Der Referent war ehemals tätig in der atomrechtlichen Aufsichtsbehörde der Landesregierung Schleswig-Holstein.  Er steht somit für die wissenschaftliche Ebene und für den atomrechtlichen Vollzugsbereich. So konnte er der Zuhörerschaft der gut besuchten Runde den technischen Gang der Energiegewinnung über Kernkraft plausibel erläutern: von einer kontrollierten nuklearen Kettenreaktion zur Energieabgabe über Brennelemente, dort Wassererhitzung und Dampferzeugung für den Antrieb von Turbinen. Er eröffnete der Runde sogar die Geheimnisse des Atoms und den Anfangspunkt mit Otto Hahns erfolgreichem „Neutronenbeschuss“ im Jahre 1938. Er ließ den Fall einer unkontrollierten Kettenreaktion im Fall der Atombombe nicht unerwähnt.
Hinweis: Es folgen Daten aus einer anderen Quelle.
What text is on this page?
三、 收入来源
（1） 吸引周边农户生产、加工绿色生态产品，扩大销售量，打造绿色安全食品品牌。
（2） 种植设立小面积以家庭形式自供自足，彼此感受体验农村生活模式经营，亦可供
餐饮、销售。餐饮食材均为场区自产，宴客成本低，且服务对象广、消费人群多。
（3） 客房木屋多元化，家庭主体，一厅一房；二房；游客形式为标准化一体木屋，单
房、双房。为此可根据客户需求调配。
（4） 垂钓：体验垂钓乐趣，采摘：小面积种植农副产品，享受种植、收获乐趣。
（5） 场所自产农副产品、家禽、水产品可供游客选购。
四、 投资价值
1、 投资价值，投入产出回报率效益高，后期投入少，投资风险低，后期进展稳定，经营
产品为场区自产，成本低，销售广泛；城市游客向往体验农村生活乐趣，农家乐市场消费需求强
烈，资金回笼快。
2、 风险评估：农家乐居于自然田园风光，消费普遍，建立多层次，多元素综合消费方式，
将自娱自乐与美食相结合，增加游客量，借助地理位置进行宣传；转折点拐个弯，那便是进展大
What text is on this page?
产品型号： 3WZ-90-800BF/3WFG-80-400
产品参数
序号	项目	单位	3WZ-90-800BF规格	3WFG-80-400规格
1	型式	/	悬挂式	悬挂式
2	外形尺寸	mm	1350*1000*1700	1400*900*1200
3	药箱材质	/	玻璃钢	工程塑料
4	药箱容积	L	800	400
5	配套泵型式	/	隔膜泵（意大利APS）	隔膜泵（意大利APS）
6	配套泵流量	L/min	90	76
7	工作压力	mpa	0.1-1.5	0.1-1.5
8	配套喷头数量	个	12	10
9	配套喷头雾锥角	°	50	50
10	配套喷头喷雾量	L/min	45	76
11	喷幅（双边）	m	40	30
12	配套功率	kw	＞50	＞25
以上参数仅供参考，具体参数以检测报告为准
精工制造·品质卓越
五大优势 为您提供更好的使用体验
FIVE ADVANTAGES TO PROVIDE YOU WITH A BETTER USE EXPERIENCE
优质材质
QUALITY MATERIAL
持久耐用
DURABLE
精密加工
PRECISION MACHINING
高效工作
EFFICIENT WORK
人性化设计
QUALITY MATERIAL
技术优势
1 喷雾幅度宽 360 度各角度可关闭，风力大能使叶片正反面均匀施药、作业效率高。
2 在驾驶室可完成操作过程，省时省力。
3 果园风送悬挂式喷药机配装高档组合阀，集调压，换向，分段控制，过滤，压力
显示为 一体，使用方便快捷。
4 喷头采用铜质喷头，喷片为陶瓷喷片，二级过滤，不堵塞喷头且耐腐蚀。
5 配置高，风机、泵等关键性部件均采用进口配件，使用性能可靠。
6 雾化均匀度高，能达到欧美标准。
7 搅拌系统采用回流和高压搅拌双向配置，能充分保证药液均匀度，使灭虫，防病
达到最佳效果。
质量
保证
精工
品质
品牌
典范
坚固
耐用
Dr. Müller legte das Für und Wider der KKW-Nutzung offen:
positiv sei, dass durch die KKWs keine Treibhausgase entstünden, verglichen mit dem erheblichen Ausstoß bei fossilen Energien. Allerdings sei der preisliche Aspekt bei den KKWs problematisch, bei Einrechnung der Folgekosten, bis hin zur schwierigen, politisch heiklen Suche und Findung eines Endlagers. Auch der zeitliche Aspekt sei relevant: Die Abbauzeit eines KKWs betrage 20 – 40 Jahre, sie sei erheblich länger als die Bauphase.

Die Zuhörerschaft erhielt auch eine kritische Revue über die nachteiligen Folgen – von Gesundheit der Menschen bis zu Landschaftsfolgen - des Uranabbaus.
Dr. Müller nannte hier als Spitzenreiter in der Uranförderung Kasachstan, dann den Niger (mit niedrigen Schutzstandards), Namibia und Australien.  Auch die DDR hinterlässt problematische Altlasten des Uranabbaus, mit seinerzeit niedrigen Arbeitsschutzstandards. Unter Tage gibt es Folgeprodukte des Uran mit der Abgabe von hohen Strahlungswerten.

Der Referent betonte, die öffentliche Diskussion um Laufzeitverlängerung oder über neue Varianten übersehe auch, dass derzeit keine neuen Fachkräfte mehr in einen auslaufenden Bereich hineingingen. Vor allem würde die Forschung ausgedünnt.

Dr. Müller bewertete die neuen KKW-Ansätze im Ausland eher kritisch. Die in Frankreich und Finnland vorgesehenen neuen Druckwasserreaktoren seien sehr teuer. Und die derzeit nur theoretisch diskutierte Kernfusion berge erhebliche offene Fragen. Vielleicht sei diese Variante erst in 50 Jahre bereit?

Die im Anschluss an den Vortrag entstehende Diskussion bezog sich vornehmlich auf kritische Punkte der Entsorgung: Struktur der Zwischenlager auf dem Gelände der KKWs, ungelöste Bestimmung eines Endlagers. Etliche Mitdiskutanten verfügten erkennbar über einen fachlichen, beruflichen Bezug zum Thema. Sie erläuterten die komplexe Dramatik um Gefahren einer Lagerung, eines Transports und auch einer Umlagerung von radioaktivem Abfall in geeignete Behältnisse. So blieben nach der anspruchsvollen Diskussion offene Fragen.

Dr. Müller hatte die Diskussion um die Thematik schon eingangs durch ein literarisches Zitat untermauert: beim Atom ginge es wie bei Goethes Faust I um die Frage, was die Welt im Innersten zusammenhält.